The following information is listed in the population schedule:

  • Street name
  • House number
  • Full name of each member of household
  • Race
  • Gender
  • Age
  • Relationship to the head of household
  • Marital Status
  • Profession or occupation
  • Disabilities
  • If attended school within the past year
  • If person can read, write, and speak English
  • Person's place of birth
  • Father's birth place
  • Mother's birth place

How Do I Search the Collection?

To begin your search you need to know at least some of the following:

  • The name of your ancestor.
  • The age of your ancestor.
  • The names of other members in the household.

Fill in the requested information in the initial search page. This search will return a list of possible matches. Compare the information in the list to what you already know about your ancestor to determine if it is the correct family or person. You may need to compare several persons in the list before you find your ancestor.

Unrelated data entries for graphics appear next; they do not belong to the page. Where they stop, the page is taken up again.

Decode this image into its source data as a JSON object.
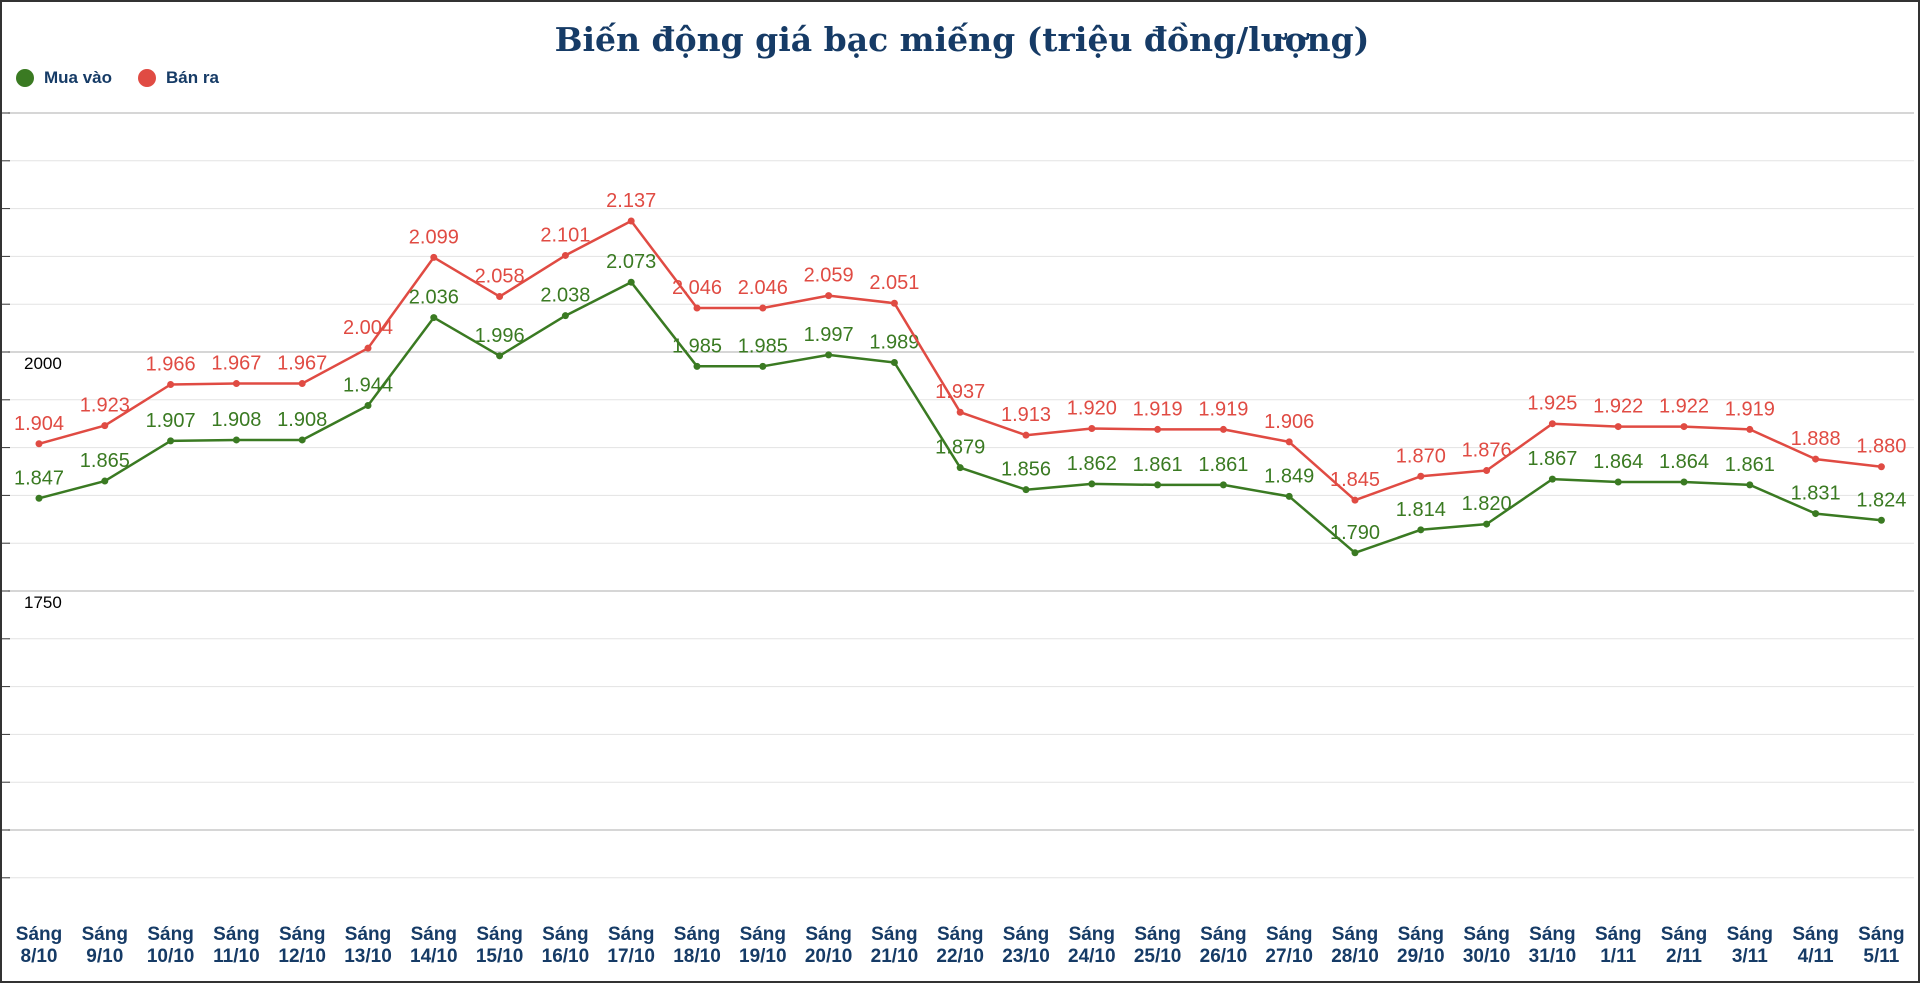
{
  "chart_data": {
    "type": "line",
    "title": "Biến động giá bạc miếng (triệu đồng/lượng)",
    "xlabel": "",
    "ylabel": "",
    "ylim": [
      1450,
      2250
    ],
    "y_ticks": [
      "2000",
      "1750"
    ],
    "y_tick_values": [
      2000,
      1750
    ],
    "grid": true,
    "legend_position": "top-left",
    "categories": [
      [
        "Sáng",
        "8/10"
      ],
      [
        "Sáng",
        "9/10"
      ],
      [
        "Sáng",
        "10/10"
      ],
      [
        "Sáng",
        "11/10"
      ],
      [
        "Sáng",
        "12/10"
      ],
      [
        "Sáng",
        "13/10"
      ],
      [
        "Sáng",
        "14/10"
      ],
      [
        "Sáng",
        "15/10"
      ],
      [
        "Sáng",
        "16/10"
      ],
      [
        "Sáng",
        "17/10"
      ],
      [
        "Sáng",
        "18/10"
      ],
      [
        "Sáng",
        "19/10"
      ],
      [
        "Sáng",
        "20/10"
      ],
      [
        "Sáng",
        "21/10"
      ],
      [
        "Sáng",
        "22/10"
      ],
      [
        "Sáng",
        "23/10"
      ],
      [
        "Sáng",
        "24/10"
      ],
      [
        "Sáng",
        "25/10"
      ],
      [
        "Sáng",
        "26/10"
      ],
      [
        "Sáng",
        "27/10"
      ],
      [
        "Sáng",
        "28/10"
      ],
      [
        "Sáng",
        "29/10"
      ],
      [
        "Sáng",
        "30/10"
      ],
      [
        "Sáng",
        "31/10"
      ],
      [
        "Sáng",
        "1/11"
      ],
      [
        "Sáng",
        "2/11"
      ],
      [
        "Sáng",
        "3/11"
      ],
      [
        "Sáng",
        "4/11"
      ],
      [
        "Sáng",
        "5/11"
      ]
    ],
    "series": [
      {
        "name": "Mua vào",
        "color": "#3a7a22",
        "values": [
          1.847,
          1.865,
          1.907,
          1.908,
          1.908,
          1.944,
          2.036,
          1.996,
          2.038,
          2.073,
          1.985,
          1.985,
          1.997,
          1.989,
          1.879,
          1.856,
          1.862,
          1.861,
          1.861,
          1.849,
          1.79,
          1.814,
          1.82,
          1.867,
          1.864,
          1.864,
          1.861,
          1.831,
          1.824
        ],
        "labels": [
          "1.847",
          "1.865",
          "1.907",
          "1.908",
          "1.908",
          "1.944",
          "2.036",
          "1.996",
          "2.038",
          "2.073",
          "1.985",
          "1.985",
          "1.997",
          "1.989",
          "1.879",
          "1.856",
          "1.862",
          "1.861",
          "1.861",
          "1.849",
          "1.790",
          "1.814",
          "1.820",
          "1.867",
          "1.864",
          "1.864",
          "1.861",
          "1.831",
          "1.824"
        ]
      },
      {
        "name": "Bán ra",
        "color": "#e04b43",
        "values": [
          1.904,
          1.923,
          1.966,
          1.967,
          1.967,
          2.004,
          2.099,
          2.058,
          2.101,
          2.137,
          2.046,
          2.046,
          2.059,
          2.051,
          1.937,
          1.913,
          1.92,
          1.919,
          1.919,
          1.906,
          1.845,
          1.87,
          1.876,
          1.925,
          1.922,
          1.922,
          1.919,
          1.888,
          1.88
        ],
        "labels": [
          "1.904",
          "1.923",
          "1.966",
          "1.967",
          "1.967",
          "2.004",
          "2.099",
          "2.058",
          "2.101",
          "2.137",
          "2.046",
          "2.046",
          "2.059",
          "2.051",
          "1.937",
          "1.913",
          "1.920",
          "1.919",
          "1.919",
          "1.906",
          "1.845",
          "1.870",
          "1.876",
          "1.925",
          "1.922",
          "1.922",
          "1.919",
          "1.888",
          "1.880"
        ]
      }
    ]
  }
}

Search by Name by visiting the Collection Page:

View images in this collection by visiting the Browse Pagethen:
⇒Select the "County"
⇒Select the "Town or Enumeration District Number"
⇒Select the "Schedule"


For tips about searching on-line collections see the on-line article FamilySearch Search Tips and Tricks.

What Do I Do Next?

Whenever possible, view the original records to verify the information and to find additional information that might not be reported. These pieces of information can lead you to additional records and family members.

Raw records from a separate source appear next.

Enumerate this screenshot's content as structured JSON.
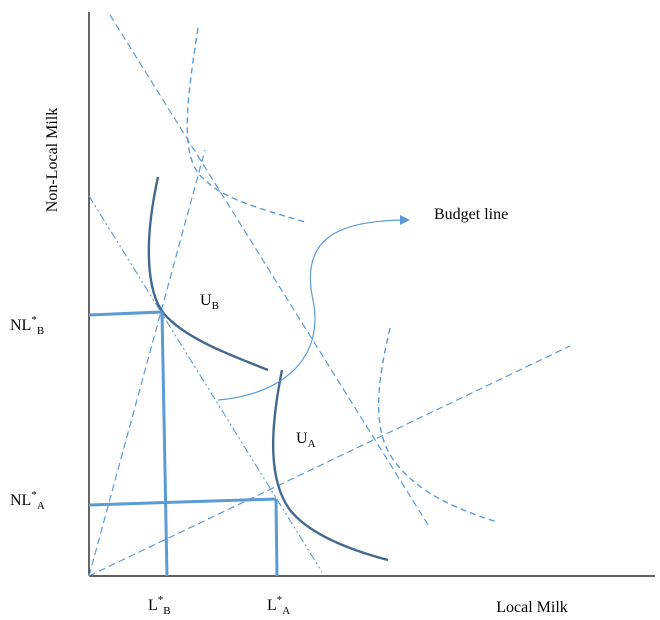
{
  "axes": {
    "x_label": "Local Milk",
    "y_label": "Non-Local Milk"
  },
  "labels": {
    "budget_line": "Budget line",
    "u_b": {
      "main": "U",
      "sub": "B"
    },
    "u_a": {
      "main": "U",
      "sub": "A"
    },
    "nl_b": {
      "main": "NL",
      "sup": "*",
      "sub": "B"
    },
    "nl_a": {
      "main": "NL",
      "sup": "*",
      "sub": "A"
    },
    "l_b": {
      "main": "L",
      "sup": "*",
      "sub": "B"
    },
    "l_a": {
      "main": "L",
      "sup": "*",
      "sub": "A"
    }
  },
  "colors": {
    "axis": "#000000",
    "dashed_line": "#5b9bd5",
    "indifference_curve": "#44698f",
    "equilibrium_line": "#5b9bd5",
    "annotation_arrow": "#5b9bd5"
  }
}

I Found Who I was Looking for, What Now?

  • Use the age listed to determine an approximate birth date to find other records such as birth, christening, marriage, death, land and probate records.
  • Do the same for additional family members.
  • Find more generations of the family.
  • Church Records often were kept years before government records were required and are a good source for finding ancestors before 1900.

I Can’t Find Who I’m Looking for, What Now?

  • Try viewing the original record to see if there were errors in the transcription of the name, age, residence, etc. Remember that there may be more than one person in the records with the same name.
  • Collect entries for every person who has the same surname. This list can help you identify possible relations that can be verified by records.
  • If you cannot locate your ancestor in the locality in which you believe they lived, then try searching records of a nearby locality in an area search.
  • Standard spelling of names typically did not exist during the periods our ancestors lived in. Try variations of your ancestor’s name while searching the index or browsing through images.
  • Remember that sometimes individuals went by nicknames or alternated between using first and middle names. Try searching for these names as well.
  • Search the indexes and records of Colorado, United States Genealogy.
  • Search in the Colorado Archives and Libraries.

Citing this Collection

Citing your sources makes it easy for others to find and evaluate the records you used. When you copy information from a record, list where you found that information. Here you can find citations already created for the entire collection and for each individual record or image.

Collection Citation:

"Colorado State Census, 1885." Database with Images. FamilySearch. http://FamilySearch.org : accessed 2017. Citing NARA microfilm publication M158. Washington, D.C.: National Archives and Records Administration, n.d.

Record Citation (or citation for the index entry):

The citation for a record is available with each record in this collection, at the bottom of the record screen. You can search records in this collection by visiting the search page for Colorado State Census, 1885.

Image Citation

The image citation is available by clicking on the Information tab at the bottom left of the screen. You can browse through images in this collection by visiting the browse page for Colorado State Census, 1885.